Na Rodoviária do Plano Piloto, um grupo de sete homens aguarda na plataforma superior. À medida que pedestres passam pelo local em direção aos pontos de ônibus próximos ao Teatro Nacional, eles anunciam viagens para Asa Norte, Sobradinho e Planaltina. A cena se repete nas filas da plataforma inferior, no estacionamento do Conjunto Nacional e em paradas por todo o Distrito Federal. Os piratas trabalham sem medo porque sabem que a punição é branda. Multados com base no Código de Trânsito Brasileiro (CTB), pagam R$ 85 e levam apenas quatro pontos na carteira.
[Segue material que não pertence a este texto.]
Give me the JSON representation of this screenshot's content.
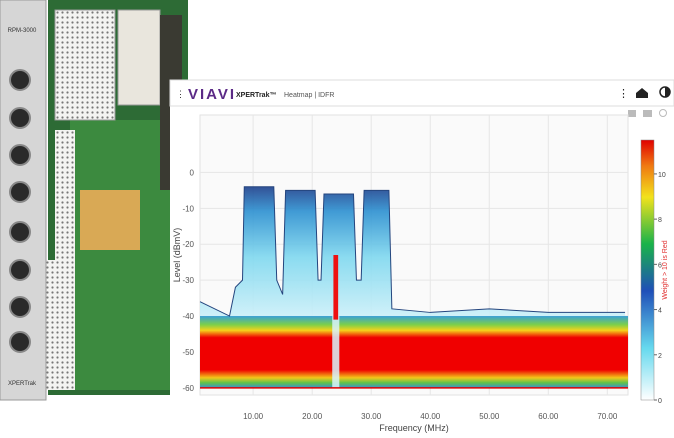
{
  "board": {
    "model": "RPM-3000",
    "label": "XPERTrak"
  },
  "header": {
    "brand": "VIAVI",
    "product": "XPERTrak™",
    "page": "Heatmap | IDFR"
  },
  "chart_data": {
    "type": "heatmap",
    "x_label": "Frequency (MHz)",
    "y_label": "Level (dBmV)",
    "x": [
      1,
      6,
      7,
      8.2,
      8.5,
      13.5,
      14,
      15,
      15.5,
      20.5,
      21,
      21.5,
      22,
      27,
      27.5,
      28.3,
      28.8,
      33,
      33.5,
      40,
      50,
      60,
      73
    ],
    "series": [
      {
        "color": "#24457e",
        "values": [
          -36,
          -40,
          -32,
          -30,
          -4,
          -4,
          -30,
          -34,
          -5,
          -5,
          -30,
          -30,
          -6,
          -6,
          -30,
          -30,
          -5,
          -5,
          -38,
          -39,
          -38,
          -39,
          -39
        ]
      }
    ],
    "xlim": [
      1,
      73.5
    ],
    "xticks": [
      {
        "value": 10,
        "label": "10.00"
      },
      {
        "value": 20,
        "label": "20.00"
      },
      {
        "value": 30,
        "label": "30.00"
      },
      {
        "value": 40,
        "label": "40.00"
      },
      {
        "value": 50,
        "label": "50.00"
      },
      {
        "value": 60,
        "label": "60.00"
      },
      {
        "value": 70,
        "label": "70.00"
      }
    ],
    "ylim": [
      -62,
      16
    ],
    "yticks": [
      -60,
      -50,
      -40,
      -30,
      -20,
      -10,
      0
    ],
    "grid": true,
    "colorbar": {
      "lim": [
        0,
        11.5
      ],
      "ticks": [
        0,
        2,
        4,
        6,
        8,
        10
      ],
      "label": "Weight > 10 is Red"
    }
  }
}
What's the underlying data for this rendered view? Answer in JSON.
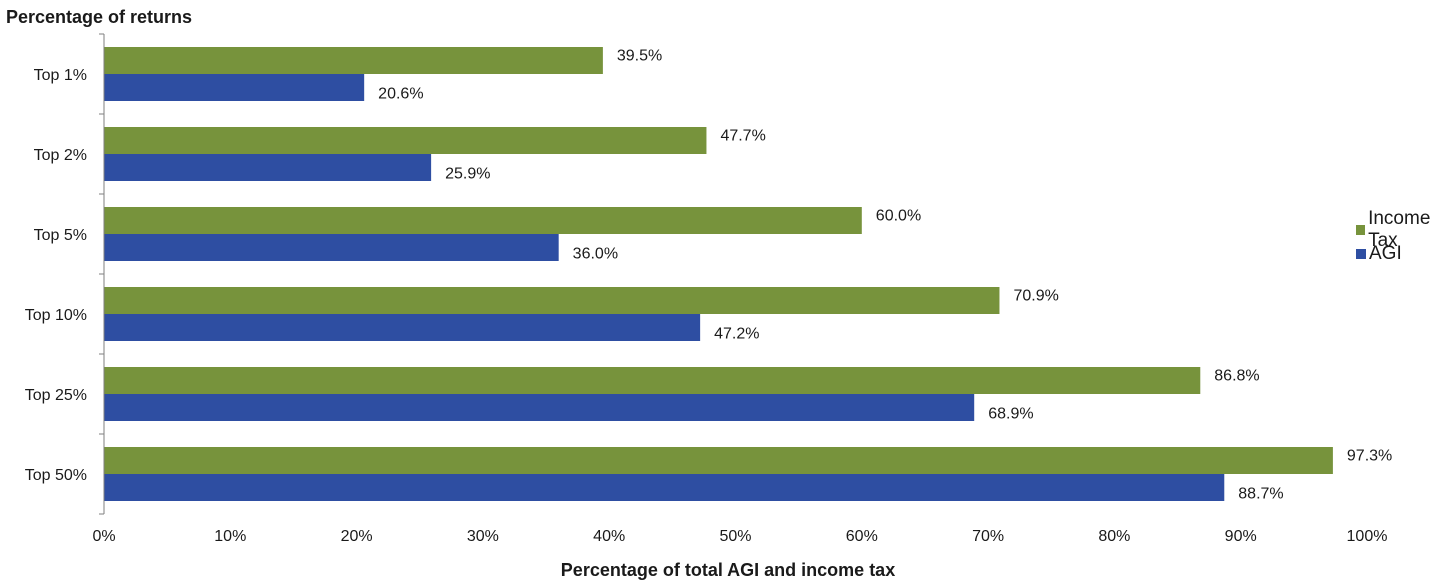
{
  "chart_data": {
    "type": "bar",
    "orientation": "horizontal",
    "ylabel": "Percentage of returns",
    "xlabel": "Percentage of total AGI and income tax",
    "categories": [
      "Top 1%",
      "Top 2%",
      "Top 5%",
      "Top 10%",
      "Top 25%",
      "Top 50%"
    ],
    "series": [
      {
        "name": "Income Tax",
        "color": "#77933c",
        "values": [
          39.5,
          47.7,
          60.0,
          70.9,
          86.8,
          97.3
        ],
        "labels": [
          "39.5%",
          "47.7%",
          "60.0%",
          "70.9%",
          "86.8%",
          "97.3%"
        ]
      },
      {
        "name": "AGI",
        "color": "#2e4ea2",
        "values": [
          20.6,
          25.9,
          36.0,
          47.2,
          68.9,
          88.7
        ],
        "labels": [
          "20.6%",
          "25.9%",
          "36.0%",
          "47.2%",
          "68.9%",
          "88.7%"
        ]
      }
    ],
    "xlim": [
      0,
      100
    ],
    "xticks": [
      0,
      10,
      20,
      30,
      40,
      50,
      60,
      70,
      80,
      90,
      100
    ],
    "xtick_labels": [
      "0%",
      "10%",
      "20%",
      "30%",
      "40%",
      "50%",
      "60%",
      "70%",
      "80%",
      "90%",
      "100%"
    ],
    "grid": false,
    "legend_position": "right"
  }
}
A lei distrital, mais rígida, que prevê multa entre R$ 2 mil e R$ 5mil e apreensão do veículo, antes aplicada pela Transporte Urbano do DF (DFTrans), pela Polícia Militar e pelo Departamento de Trânsito do DF (Detran-DF), ficou a cargo apenas do DFTrans após o fim de um convênio entre os órgãos em abril último.

Com o término do contrato, a quantidade de autuações pela Lei Distrital nº 853, de 1995, caiu de 783 no primeiro semestre de 2010 para 75 nos primeiros seis meses de 2011. Isso porque a PM e o Detran passaram a multar de acordo com o CTB. A regra local também sofreu questionamentos jurídicos. Cerca de 50% dos casos julgados em 1ª instância pelo Tribunal de Justiça do DF e Territórios (TJDFT) foram a favor dos piratas. Nesses casos, o juiz entendeu que a unidade da federação não pode criar uma legislação que substitua um código federal. Em 2ª instância, as duas turmas de magistrados estão divididas entre aqueles que são favoráveis à norma local e os contrários.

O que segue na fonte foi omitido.